Branch Prediction Fetch Decode Dispatch Execution

Figure 1. Instruction Pipeline of the Intel Pentium III [Drawn by Author]. Note the many steps between the fetch of the instruction from memory and the actual execution of an instruction. Figure 1 is drawn based on Pentium® processor development manuals reviewed in [11].

Since the goal of pipelining is to utilize the hardware to the fullest possible extent all the time, it is necessary to make sure that each stage of the pipeline contains an instruction as often as possible. If there are no changes in program control flow, then the solution is simple, just make sure that instructions are read from memory quickly enough to keep all the stages full all the time. However, when branches cause the program to behave in ways that the processor does not expect, the solution becomes much more complicated. A branch is a change in the control flow of a program which breaks sequentiality.

Imagine that a branch instruction has moved through the fetch and decode stages and is now being executed. This execution stage is the first time that the processor knows whether or not the branch will be taken. In general the result of this decision is based on a compare between two other data elements (for example, IF X > Y THEN…). The problem arises because until this comparison occurs, the processor does not know the next correct instruction to execute. The stages prior to the execution cycle have already begun speculatively processing instructions that follow the branch, yet if the branch is taken, these are not the correct instructions. Therefore, all the stages before the execution cycle must be flushed and instruction fetch must precede from the target location of the taken branch.

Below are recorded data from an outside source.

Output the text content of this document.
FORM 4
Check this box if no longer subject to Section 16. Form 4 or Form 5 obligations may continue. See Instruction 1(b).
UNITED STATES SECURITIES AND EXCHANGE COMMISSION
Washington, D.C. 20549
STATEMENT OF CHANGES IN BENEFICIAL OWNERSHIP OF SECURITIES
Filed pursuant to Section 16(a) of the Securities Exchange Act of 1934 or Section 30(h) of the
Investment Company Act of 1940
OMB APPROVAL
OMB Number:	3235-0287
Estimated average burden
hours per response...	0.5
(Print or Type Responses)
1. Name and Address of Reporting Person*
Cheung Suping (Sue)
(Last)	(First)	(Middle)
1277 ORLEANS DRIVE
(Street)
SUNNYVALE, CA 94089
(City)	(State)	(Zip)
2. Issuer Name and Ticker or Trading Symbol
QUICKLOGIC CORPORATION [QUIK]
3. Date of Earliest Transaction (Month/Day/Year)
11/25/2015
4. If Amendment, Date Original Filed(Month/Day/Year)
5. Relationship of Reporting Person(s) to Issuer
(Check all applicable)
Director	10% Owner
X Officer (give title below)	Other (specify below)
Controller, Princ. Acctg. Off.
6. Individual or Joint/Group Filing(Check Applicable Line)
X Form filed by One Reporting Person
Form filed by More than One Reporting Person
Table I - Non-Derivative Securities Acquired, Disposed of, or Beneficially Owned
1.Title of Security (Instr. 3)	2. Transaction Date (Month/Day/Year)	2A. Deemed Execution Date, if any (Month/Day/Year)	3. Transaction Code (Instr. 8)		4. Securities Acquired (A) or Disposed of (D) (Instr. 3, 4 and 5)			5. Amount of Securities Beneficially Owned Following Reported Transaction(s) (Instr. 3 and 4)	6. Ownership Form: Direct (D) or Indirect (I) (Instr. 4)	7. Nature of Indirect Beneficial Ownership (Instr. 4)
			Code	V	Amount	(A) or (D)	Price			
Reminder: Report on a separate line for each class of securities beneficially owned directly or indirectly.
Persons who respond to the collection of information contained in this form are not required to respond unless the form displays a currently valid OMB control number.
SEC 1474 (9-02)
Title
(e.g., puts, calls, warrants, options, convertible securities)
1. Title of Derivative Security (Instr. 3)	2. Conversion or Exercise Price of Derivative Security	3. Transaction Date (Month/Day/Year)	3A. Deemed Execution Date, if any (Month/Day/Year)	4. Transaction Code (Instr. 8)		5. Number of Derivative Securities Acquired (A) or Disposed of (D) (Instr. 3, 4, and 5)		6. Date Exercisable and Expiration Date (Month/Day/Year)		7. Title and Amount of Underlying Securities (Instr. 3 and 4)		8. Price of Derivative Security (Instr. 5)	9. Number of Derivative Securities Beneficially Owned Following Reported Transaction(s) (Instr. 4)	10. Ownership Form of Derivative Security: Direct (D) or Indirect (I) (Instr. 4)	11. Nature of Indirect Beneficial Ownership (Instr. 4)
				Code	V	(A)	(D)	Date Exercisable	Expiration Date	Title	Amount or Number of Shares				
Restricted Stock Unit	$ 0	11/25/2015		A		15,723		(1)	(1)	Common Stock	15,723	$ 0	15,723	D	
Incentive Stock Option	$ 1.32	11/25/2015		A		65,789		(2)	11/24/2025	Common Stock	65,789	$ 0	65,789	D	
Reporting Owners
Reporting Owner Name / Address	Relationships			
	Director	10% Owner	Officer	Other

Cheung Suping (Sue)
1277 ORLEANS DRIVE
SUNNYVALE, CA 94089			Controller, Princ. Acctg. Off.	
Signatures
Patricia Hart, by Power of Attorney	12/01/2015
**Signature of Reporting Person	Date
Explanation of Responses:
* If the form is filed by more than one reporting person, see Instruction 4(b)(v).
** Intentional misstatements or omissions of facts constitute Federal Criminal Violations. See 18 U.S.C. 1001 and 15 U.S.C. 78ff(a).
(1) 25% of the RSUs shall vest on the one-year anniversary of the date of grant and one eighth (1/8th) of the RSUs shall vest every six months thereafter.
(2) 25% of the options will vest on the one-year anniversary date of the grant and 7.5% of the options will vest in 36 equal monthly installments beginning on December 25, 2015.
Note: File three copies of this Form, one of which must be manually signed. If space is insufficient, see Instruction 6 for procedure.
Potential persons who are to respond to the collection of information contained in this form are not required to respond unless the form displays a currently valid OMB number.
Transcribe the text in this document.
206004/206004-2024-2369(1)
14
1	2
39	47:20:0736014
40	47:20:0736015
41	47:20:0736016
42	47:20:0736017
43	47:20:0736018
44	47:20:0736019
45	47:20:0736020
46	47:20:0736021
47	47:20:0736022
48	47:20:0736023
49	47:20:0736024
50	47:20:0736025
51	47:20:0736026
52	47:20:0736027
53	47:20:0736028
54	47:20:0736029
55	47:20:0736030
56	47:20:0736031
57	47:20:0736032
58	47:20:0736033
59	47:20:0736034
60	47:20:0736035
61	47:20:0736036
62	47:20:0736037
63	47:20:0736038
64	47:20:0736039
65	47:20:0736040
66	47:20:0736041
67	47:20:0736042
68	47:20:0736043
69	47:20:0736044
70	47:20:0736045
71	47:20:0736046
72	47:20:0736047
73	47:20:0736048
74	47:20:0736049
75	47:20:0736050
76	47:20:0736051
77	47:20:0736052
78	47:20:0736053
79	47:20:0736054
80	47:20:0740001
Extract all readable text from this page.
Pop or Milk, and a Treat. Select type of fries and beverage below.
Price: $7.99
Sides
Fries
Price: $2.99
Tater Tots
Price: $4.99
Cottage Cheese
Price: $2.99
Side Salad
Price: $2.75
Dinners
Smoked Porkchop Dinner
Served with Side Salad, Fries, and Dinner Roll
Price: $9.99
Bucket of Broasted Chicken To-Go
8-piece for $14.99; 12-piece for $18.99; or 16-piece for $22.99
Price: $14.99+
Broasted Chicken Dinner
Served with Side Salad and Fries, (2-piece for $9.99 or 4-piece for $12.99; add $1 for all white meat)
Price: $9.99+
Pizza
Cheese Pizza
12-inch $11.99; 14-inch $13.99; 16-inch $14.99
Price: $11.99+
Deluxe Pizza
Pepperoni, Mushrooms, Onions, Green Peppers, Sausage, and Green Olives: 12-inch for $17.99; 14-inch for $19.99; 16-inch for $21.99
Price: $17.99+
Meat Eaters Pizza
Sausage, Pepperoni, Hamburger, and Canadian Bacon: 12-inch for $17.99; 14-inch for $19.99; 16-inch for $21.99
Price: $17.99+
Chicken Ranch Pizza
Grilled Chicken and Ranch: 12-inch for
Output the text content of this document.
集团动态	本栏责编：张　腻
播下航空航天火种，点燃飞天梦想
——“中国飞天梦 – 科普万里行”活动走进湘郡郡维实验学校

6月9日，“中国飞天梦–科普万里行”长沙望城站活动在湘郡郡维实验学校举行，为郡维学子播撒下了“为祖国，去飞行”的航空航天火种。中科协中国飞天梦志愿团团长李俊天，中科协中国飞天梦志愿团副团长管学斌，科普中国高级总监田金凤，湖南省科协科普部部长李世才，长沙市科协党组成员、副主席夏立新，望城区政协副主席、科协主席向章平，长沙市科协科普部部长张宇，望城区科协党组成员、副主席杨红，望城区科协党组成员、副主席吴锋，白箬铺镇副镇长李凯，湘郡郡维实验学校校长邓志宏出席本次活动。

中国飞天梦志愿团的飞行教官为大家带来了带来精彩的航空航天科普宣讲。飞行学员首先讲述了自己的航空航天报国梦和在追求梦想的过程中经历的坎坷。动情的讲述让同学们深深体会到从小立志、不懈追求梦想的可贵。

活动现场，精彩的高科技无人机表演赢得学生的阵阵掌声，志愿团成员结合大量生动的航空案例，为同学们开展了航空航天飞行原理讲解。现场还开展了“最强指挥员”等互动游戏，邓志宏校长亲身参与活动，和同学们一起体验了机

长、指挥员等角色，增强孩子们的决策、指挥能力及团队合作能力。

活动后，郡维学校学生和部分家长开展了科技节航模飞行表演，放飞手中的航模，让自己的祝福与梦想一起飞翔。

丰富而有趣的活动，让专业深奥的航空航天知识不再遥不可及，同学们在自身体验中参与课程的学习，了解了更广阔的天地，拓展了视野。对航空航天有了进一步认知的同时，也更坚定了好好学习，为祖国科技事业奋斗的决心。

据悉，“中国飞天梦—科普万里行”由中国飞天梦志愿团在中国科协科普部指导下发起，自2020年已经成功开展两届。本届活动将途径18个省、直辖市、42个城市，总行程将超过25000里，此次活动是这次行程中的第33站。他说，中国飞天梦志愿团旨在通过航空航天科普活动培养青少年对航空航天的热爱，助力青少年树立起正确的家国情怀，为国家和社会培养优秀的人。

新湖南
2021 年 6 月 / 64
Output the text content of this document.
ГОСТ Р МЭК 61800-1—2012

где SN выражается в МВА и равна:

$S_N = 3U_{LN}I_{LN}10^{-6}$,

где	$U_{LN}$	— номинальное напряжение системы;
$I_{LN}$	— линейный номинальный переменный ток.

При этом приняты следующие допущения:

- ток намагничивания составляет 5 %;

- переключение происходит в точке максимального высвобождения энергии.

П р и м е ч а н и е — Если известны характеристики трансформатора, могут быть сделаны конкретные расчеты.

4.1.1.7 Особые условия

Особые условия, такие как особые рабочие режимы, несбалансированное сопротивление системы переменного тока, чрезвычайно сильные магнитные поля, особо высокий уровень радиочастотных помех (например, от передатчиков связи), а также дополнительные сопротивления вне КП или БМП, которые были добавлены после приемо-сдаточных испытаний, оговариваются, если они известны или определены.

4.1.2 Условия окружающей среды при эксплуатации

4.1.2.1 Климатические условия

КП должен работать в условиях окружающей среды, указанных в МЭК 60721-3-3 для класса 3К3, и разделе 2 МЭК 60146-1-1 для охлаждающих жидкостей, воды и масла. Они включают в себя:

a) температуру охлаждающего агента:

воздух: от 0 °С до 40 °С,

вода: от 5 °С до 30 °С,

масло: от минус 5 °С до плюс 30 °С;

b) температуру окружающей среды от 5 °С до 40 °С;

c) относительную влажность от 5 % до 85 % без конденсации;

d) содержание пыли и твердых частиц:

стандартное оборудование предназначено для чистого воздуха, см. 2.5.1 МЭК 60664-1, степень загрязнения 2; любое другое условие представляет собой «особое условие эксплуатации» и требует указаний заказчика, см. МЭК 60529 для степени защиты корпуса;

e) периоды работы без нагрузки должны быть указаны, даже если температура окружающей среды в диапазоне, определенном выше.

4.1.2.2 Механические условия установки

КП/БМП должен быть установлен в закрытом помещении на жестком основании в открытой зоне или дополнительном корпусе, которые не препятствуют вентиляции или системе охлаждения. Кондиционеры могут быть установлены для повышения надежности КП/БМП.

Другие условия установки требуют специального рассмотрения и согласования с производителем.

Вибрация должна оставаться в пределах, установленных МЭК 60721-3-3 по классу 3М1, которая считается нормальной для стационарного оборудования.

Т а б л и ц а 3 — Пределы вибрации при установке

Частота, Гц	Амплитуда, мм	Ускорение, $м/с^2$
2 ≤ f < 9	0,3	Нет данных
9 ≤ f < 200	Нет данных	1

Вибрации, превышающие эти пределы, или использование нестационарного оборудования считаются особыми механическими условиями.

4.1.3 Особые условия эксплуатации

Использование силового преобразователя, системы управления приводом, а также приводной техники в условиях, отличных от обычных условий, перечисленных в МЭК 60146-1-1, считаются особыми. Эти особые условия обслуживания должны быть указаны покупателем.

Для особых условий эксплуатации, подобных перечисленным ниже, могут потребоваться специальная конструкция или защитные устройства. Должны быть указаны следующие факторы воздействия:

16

This flushing of the pipeline wastes many cycles of execution time, thereby decreasing the performance of the processor. In an effort to save these wasted cycles, processor designers try to predict the direction of each branch instruction before the next instruction is fetched from memory [5: 200]. If the prediction is correct, the next instruction after the branch executes will be the correct instruction to execute next. If the prediction is incorrect, however, the pipeline must be flushed, and the correct instruction read into the pipeline. This incorrect prediction is known as a misprediction.

1-2. Branch Prediction

Modern branch prediction techniques have evolved from simple pipeline stalls in which instructions following the branch instruction are delayed until the target is known to advanced history tables and dynamic selectors [5: 198]. The rationale for using precious silicon area for a fairly complex branch predictor comes directly from the performance benefits gained. As Skadron et. al. point out, each misprediction costs, on average, 10 to 20 cycles of delay depending on the specific processor architecture [12]. They further go on to show that even using a predictor twice the size of that found in the Alpha 21264 results in a 7 percent misprediction rate, and a 20 percent performance penalty. In fact, Jouppi and Ranganathan argue that branch prediction will be the most important bottleneck for processor performance by 2010 [6]. To better understand how modern branch predictors function, we will now look at several of the predictor types that have been proposed to date.

Bimodal Predictors

One of the simplest branch predictors which tracks the behavior of individual branches is the bimodal predictor. Bimodal branch predictors take advantage of the fact that a branch can either be taken or not taken. This bimodal distribution of branch behavior allows branch predictor designers to represent a given branch occurrence with a single bit. Figure 2 shows one of the simplest implementations of a bimodal predictor [8].

Counts

Taken Predict Taken

Figure 2. Bimodal Predictor Structure [8].

The figure shows a table of 2-bit counters, each indexed by the low order address bits of the program counter.[2] For each taken branch, the appropriate counter is incremented, whereas for each not-taken branch, the appropriate counter is decremented. In addition, due to the 2-bit size restriction, each counter is not decremented past zero, nor incremented past three. The most significant bit of the counter is used for the prediction, 1 being taken, 0 being not-taken. In this manner, branches which are repeatedly taken will be predicted accurately as well as branches which are repeatedly not-taken.